1) Defendant was not operating her car when she was fatigued and tired, and unable to properly operate same under the circumstances.

4) Defendant did not fall asleep at the wheel.

7) Defendant failed to stop before entering the intersection.

8) Such action was not a heedless and reckless disregard of the rights of others affected by it.

(Heedless and reckless disregard, was defined as more than momentary thoughtlessness, inadvertence, or error in judgment. It means such an entire want of care as to indicate that the act or omission in question was the result of conscious indifference to the rights, welfare, or safety of the persons affected by it).

10) Defendant was not driving her automobile at an excessive rate of speed under the facts and circumstances.

22) 23) Plaintiffs' damages were fixed at $1917.55.

Plaintiffs moved the trial court to disregard jury findings 8 and 4 and enter judgment for them non obstante veredicto; and defendant moved for judgment on the verdict.

The trial court entered judgment on the verdict that plaintiffs take nothing.

Plaintiffs appeal on 6 points contending:

1) There is no evidence to support the jury's answer to Issue 4; and such answer is contrary to the great weight of all the evidence.

2) There is no evidence to support the jury's answer to Issue 8; and such answer is contrary to the greater weight of all the evidence.

3) There is no evidence to support the jury's answer to Issue 10.

4) If defendant did not fall asleep at the wheel, her acts demonstrated a reckless and heedless disregard of the rights of others.

Contention 1 asserts there is no evidence or insufficient evidence to support the jury's answer to Issue 4 that defendant did not fall asleep at the wheel.

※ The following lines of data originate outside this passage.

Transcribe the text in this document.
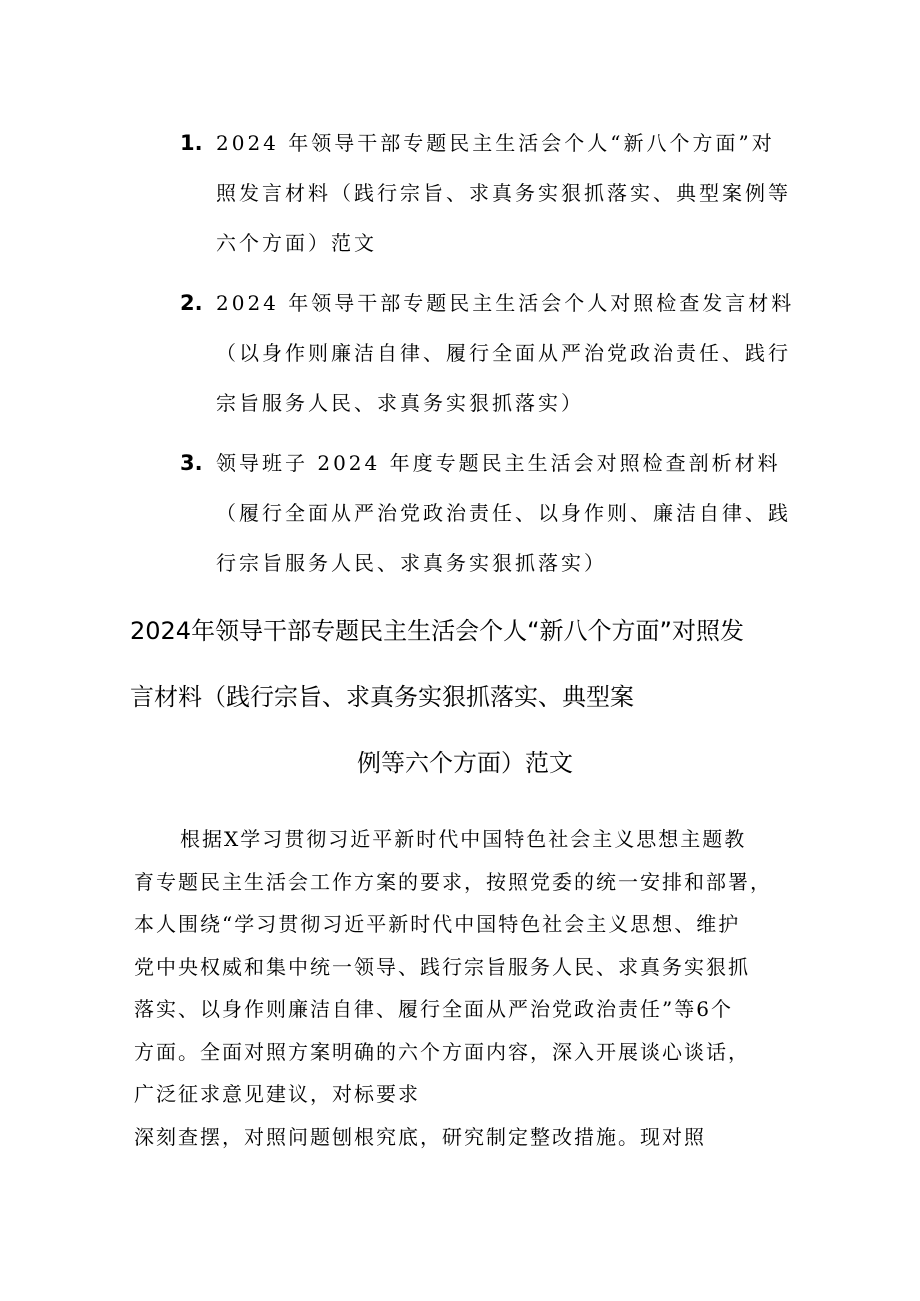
1. 2024 年领导干部专题民主生活会个人“新八个方面”对
照发言材料（践行宗旨、求真务实狠抓落实、典型案例等
六个方面）范文
2. 2024 年领导干部专题民主生活会个人对照检查发言材料
（以身作则廉洁自律、履行全面从严治党政治责任、践行
宗旨服务人民、求真务实狠抓落实）
3. 领导班子 2024 年度专题民主生活会对照检查剖析材料
（履行全面从严治党政治责任、以身作则、廉洁自律、践
行宗旨服务人民、求真务实狠抓落实）
2024年领导干部专题民主生活会个人“新八个方面”对照发
言材料（践行宗旨、求真务实狠抓落实、典型案
例等六个方面）范文
根据X学习贯彻习近平新时代中国特色社会主义思想主题教
育专题民主生活会工作方案的要求，按照党委的统一安排和部署，
本人围绕“学习贯彻习近平新时代中国特色社会主义思想、维护
党中央权威和集中统一领导、践行宗旨服务人民、求真务实狠抓
落实、以身作则廉洁自律、履行全面从严治党政治责任”等6个
方面。全面对照方案明确的六个方面内容，深入开展谈心谈话，
广泛征求意见建议，对标要求
深刻查摆，对照问题刨根究底，研究制定整改措施。现对照
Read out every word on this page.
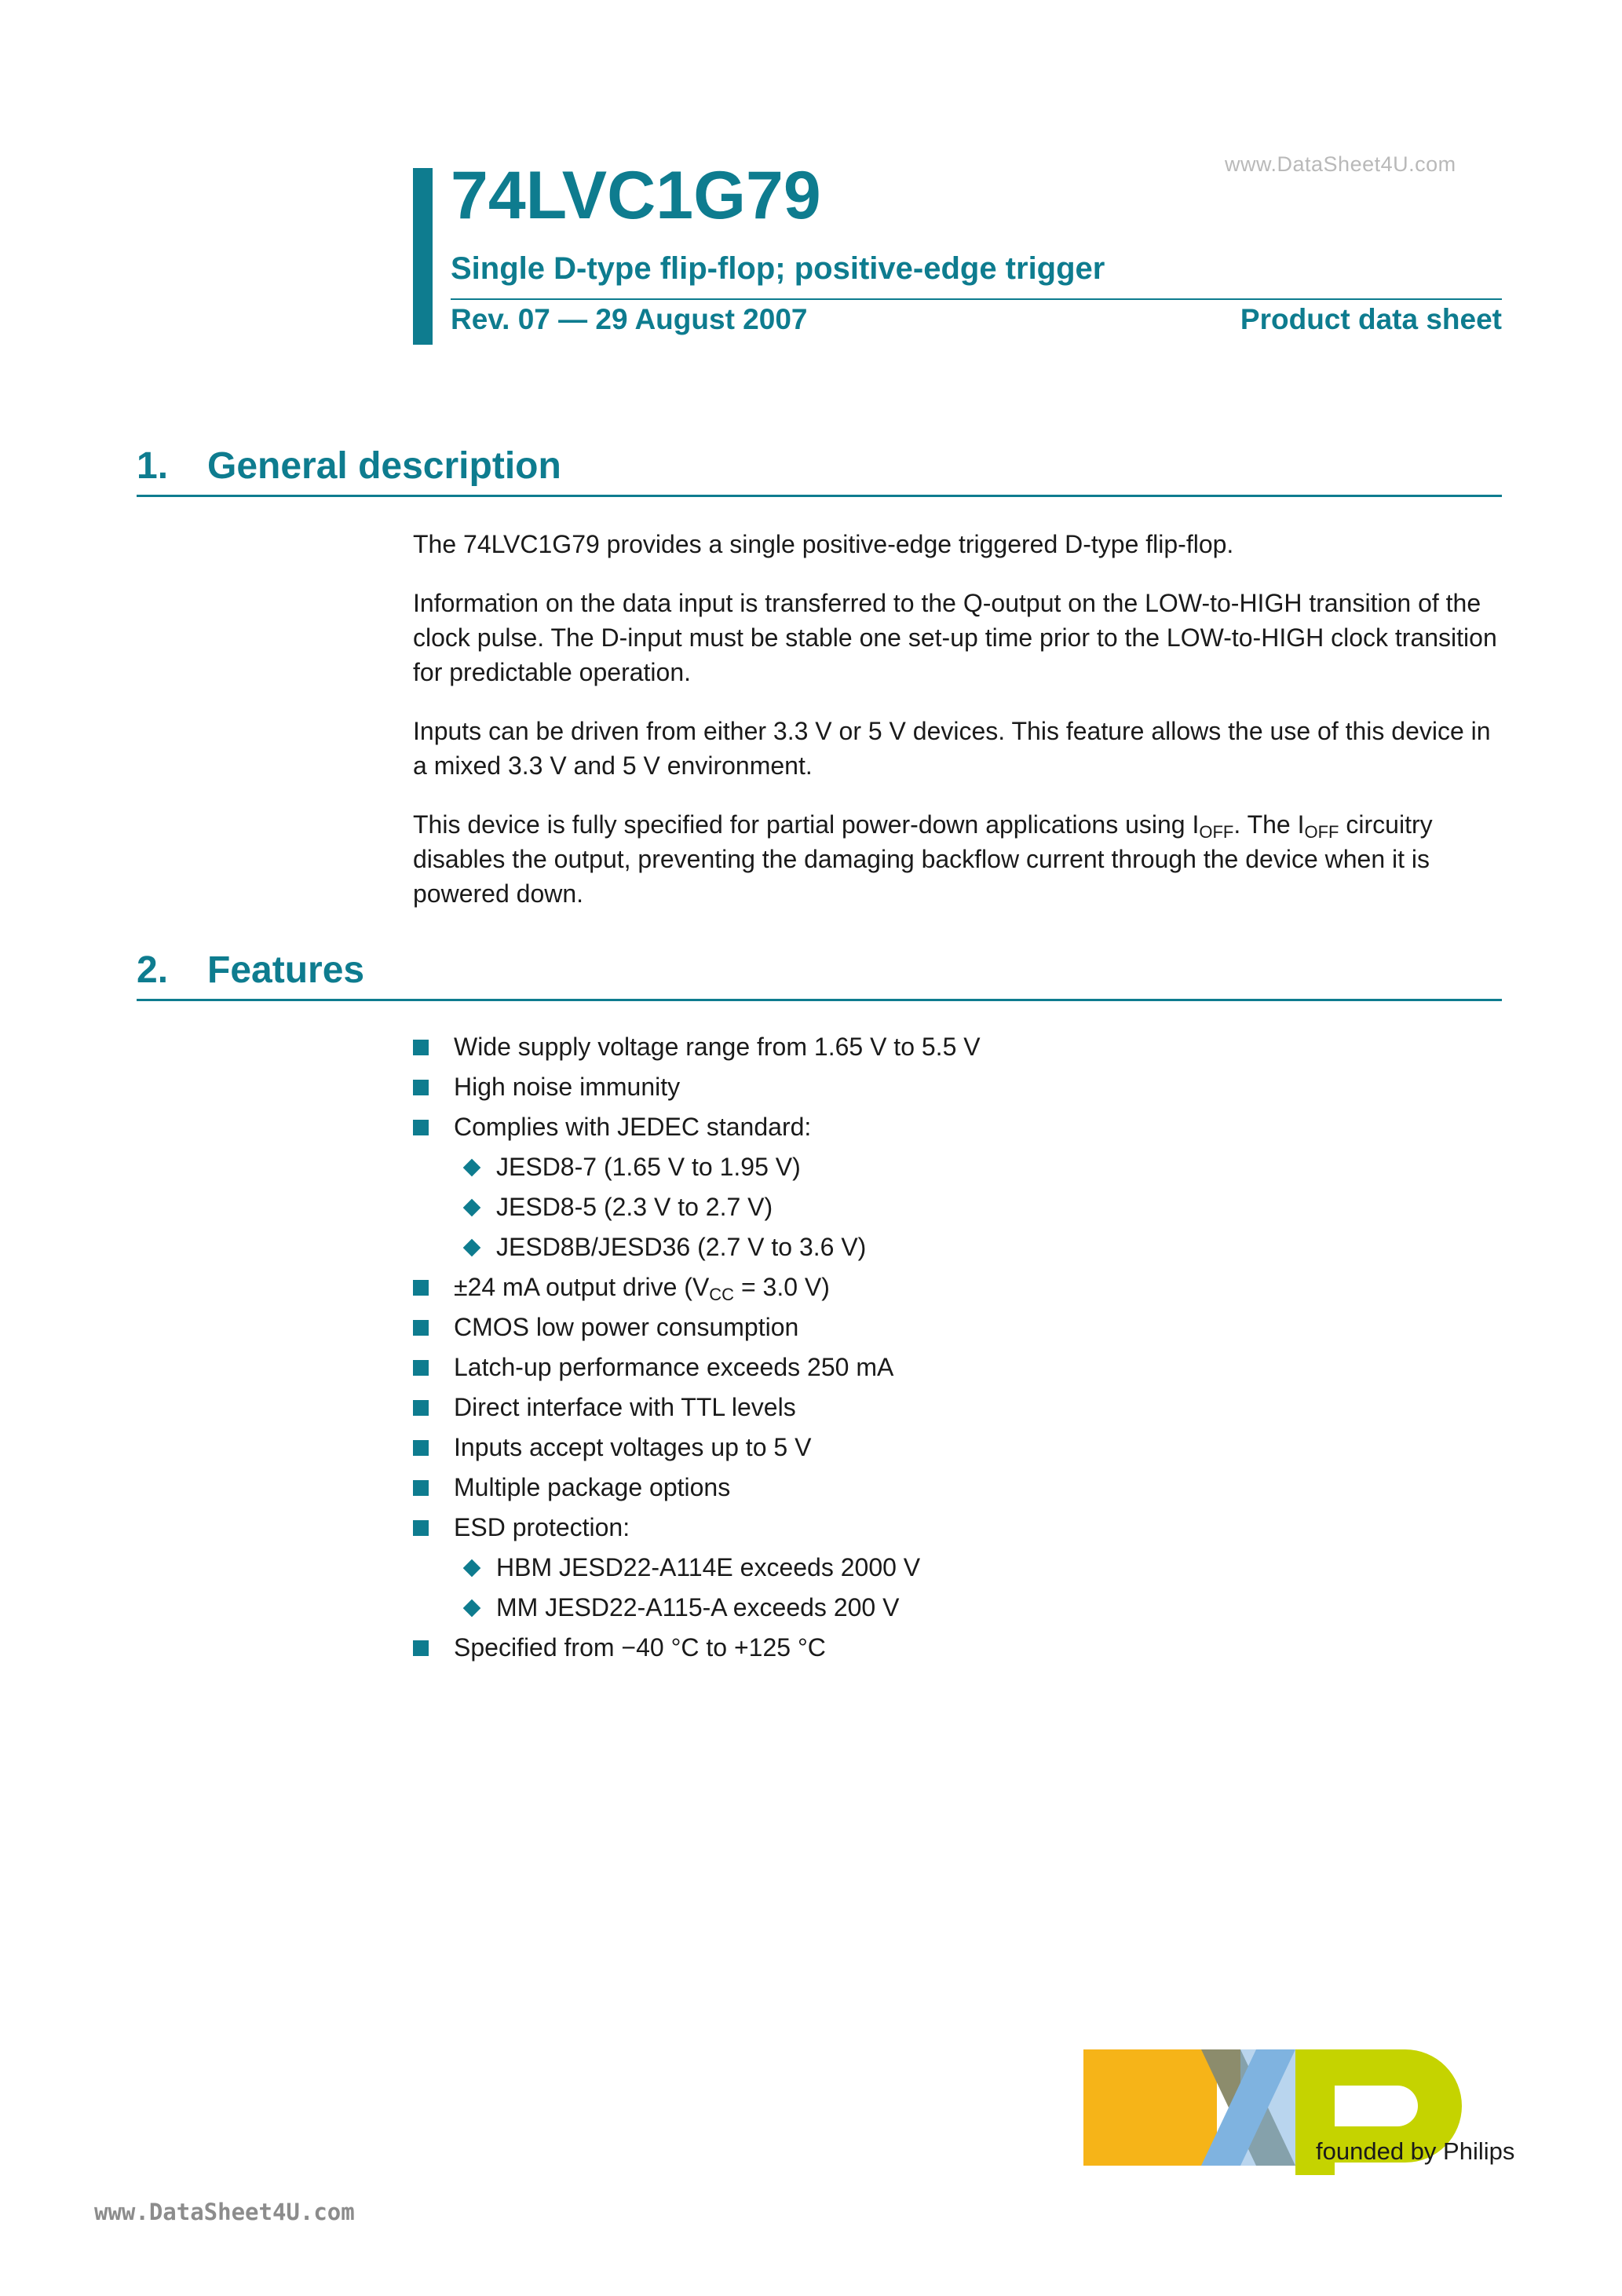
www.DataSheet4U.com
74LVC1G79
Single D-type flip-flop; positive-edge trigger
Rev. 07 — 29 August 2007	Product data sheet
1. General description

The 74LVC1G79 provides a single positive-edge triggered D-type flip-flop.

Information on the data input is transferred to the Q-output on the LOW-to-HIGH transition of the clock pulse. The D-input must be stable one set-up time prior to the LOW-to-HIGH clock transition for predictable operation.

Inputs can be driven from either 3.3 V or 5 V devices. This feature allows the use of this device in a mixed 3.3 V and 5 V environment.

This device is fully specified for partial power-down applications using $I_{OFF}$. The $I_{OFF}$ circuitry disables the output, preventing the damaging backflow current through the device when it is powered down.

2. Features
Wide supply voltage range from 1.65 V to 5.5 V
High noise immunity
Complies with JEDEC standard:
JESD8-7 (1.65 V to 1.95 V)
JESD8-5 (2.3 V to 2.7 V)
JESD8B/JESD36 (2.7 V to 3.6 V)
±24 mA output drive ($V_{CC} = 3.0$ V)
CMOS low power consumption
Latch-up performance exceeds 250 mA
Direct interface with TTL levels
Inputs accept voltages up to 5 V
Multiple package options
ESD protection:
HBM JESD22-A114E exceeds 2000 V
MM JESD22-A115-A exceeds 200 V
Specified from −40 °C to +125 °C
founded by Philips
www.DataSheet4U.com
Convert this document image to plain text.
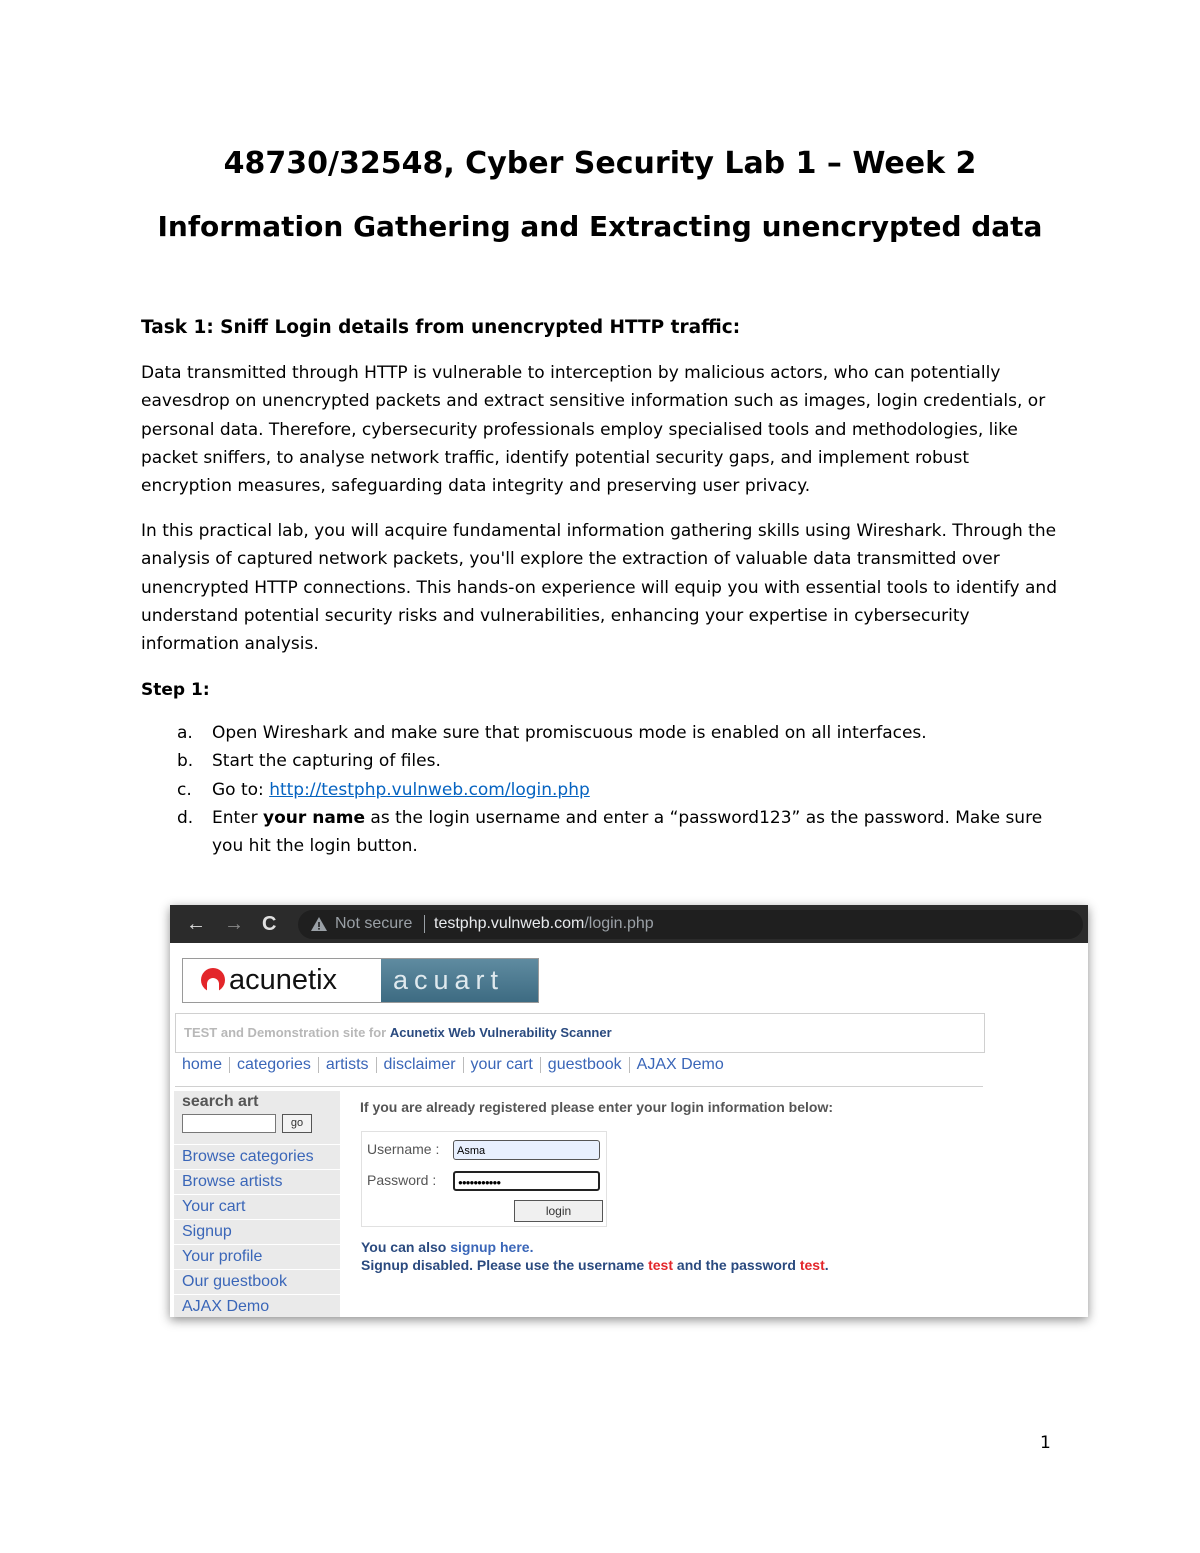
48730/32548, Cyber Security Lab 1 – Week 2
Information Gathering and Extracting unencrypted data
Task 1: Sniff Login details from unencrypted HTTP traffic:

Data transmitted through HTTP is vulnerable to interception by malicious actors, who can potentially eavesdrop on unencrypted packets and extract sensitive information such as images, login credentials, or personal data. Therefore, cybersecurity professionals employ specialised tools and methodologies, like packet sniffers, to analyse network traffic, identify potential security gaps, and implement robust encryption measures, safeguarding data integrity and preserving user privacy.

In this practical lab, you will acquire fundamental information gathering skills using Wireshark. Through the analysis of captured network packets, you'll explore the extraction of valuable data transmitted over unencrypted HTTP connections. This hands-on experience will equip you with essential tools to identify and understand potential security risks and vulnerabilities, enhancing your expertise in cybersecurity information analysis.

Step 1:
a. Open Wireshark and make sure that promiscuous mode is enabled on all interfaces.
b. Start the capturing of files.
c. Go to: http://testphp.vulnweb.com/login.php
d. Enter your name as the login username and enter a “password123” as the password. Make sure you hit the login button.
← → C	Not secure testphp.vulnweb.com/login.php
acunetix acuart
TEST and Demonstration site for Acunetix Web Vulnerability Scanner
home categories artists disclaimer your cart guestbook AJAX Demo
search art
go
Browse categories
Browse artists
Your cart
Signup
Your profile
Our guestbook
AJAX Demo
If you are already registered please enter your login information below:
Username :	Asma
Password :	●●●●●●●●●●●
login
You can also signup here.
Signup disabled. Please use the username test and the password test.
1
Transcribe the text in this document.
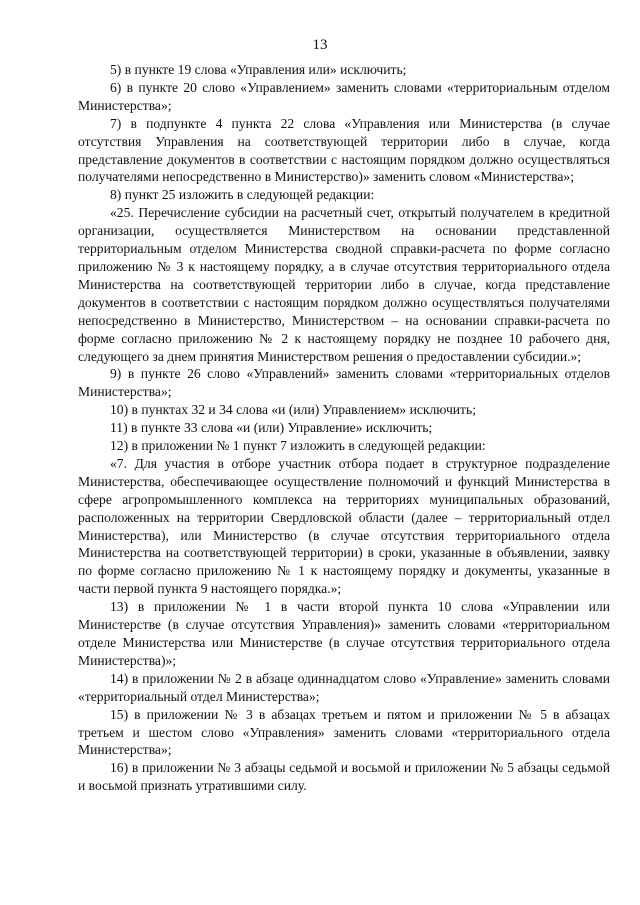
13

5) в пункте 19 слова «Управления или» исключить;

6) в пункте 20 слово «Управлением» заменить словами «территориальным отделом Министерства»;

7) в подпункте 4 пункта 22 слова «Управления или Министерства (в случае отсутствия Управления на соответствующей территории либо в случае, когда представление документов в соответствии с настоящим порядком должно осуществляться получателями непосредственно в Министерство)» заменить словом «Министерства»;

8) пункт 25 изложить в следующей редакции:

«25. Перечисление субсидии на расчетный счет, открытый получателем в кредитной организации, осуществляется Министерством на основании представленной территориальным отделом Министерства сводной справки-расчета по форме согласно приложению № 3 к настоящему порядку, а в случае отсутствия территориального отдела Министерства на соответствующей территории либо в случае, когда представление документов в соответствии с настоящим порядком должно осуществляться получателями непосредственно в Министерство, Министерством – на основании справки-расчета по форме согласно приложению № 2 к настоящему порядку не позднее 10 рабочего дня, следующего за днем принятия Министерством решения о предоставлении субсидии.»;

9) в пункте 26 слово «Управлений» заменить словами «территориальных отделов Министерства»;

10) в пунктах 32 и 34 слова «и (или) Управлением» исключить;

11) в пункте 33 слова «и (или) Управление» исключить;

12) в приложении № 1 пункт 7 изложить в следующей редакции:

«7. Для участия в отборе участник отбора подает в структурное подразделение Министерства, обеспечивающее осуществление полномочий и функций Министерства в сфере агропромышленного комплекса на территориях муниципальных образований, расположенных на территории Свердловской области (далее – территориальный отдел Министерства), или Министерство (в случае отсутствия территориального отдела Министерства на соответствующей территории) в сроки, указанные в объявлении, заявку по форме согласно приложению № 1 к настоящему порядку и документы, указанные в части первой пункта 9 настоящего порядка.»;

13) в приложении № 1 в части второй пункта 10 слова «Управлении или Министерстве (в случае отсутствия Управления)» заменить словами «территориальном отделе Министерства или Министерстве (в случае отсутствия территориального отдела Министерства)»;

14) в приложении № 2 в абзаце одиннадцатом слово «Управление» заменить словами «территориальный отдел Министерства»;

15) в приложении № 3 в абзацах третьем и пятом и приложении № 5 в абзацах третьем и шестом слово «Управления» заменить словами «территориального отдела Министерства»;

16) в приложении № 3 абзацы седьмой и восьмой и приложении № 5 абзацы седьмой и восьмой признать утратившими силу.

Issue 1 found the defendant was not operating her car when she was fatigued and tired and unable to properly operate same under the circumstances. Plaintiffs make no complaint at this finding and there is ample evidence to support same. Granting there is no evidence to support the jury's answer to Issue 4, there is no way under the record that defendant's going to sleep could constitute gross negligence as is required for a guest to recover under Article 6701b Vernon's Ann.Tex.Civ.St. Matlock v. Hooge, Tex.Civ.App., NRE, 365 S.W.2d 386; Wood v. Orts, Tex.Civ.App., NWH,182 S.W.2d 139; Napier v. Mooneyham, Tex.Civ.App., Er.Dismd., 94 S.W.2d 564.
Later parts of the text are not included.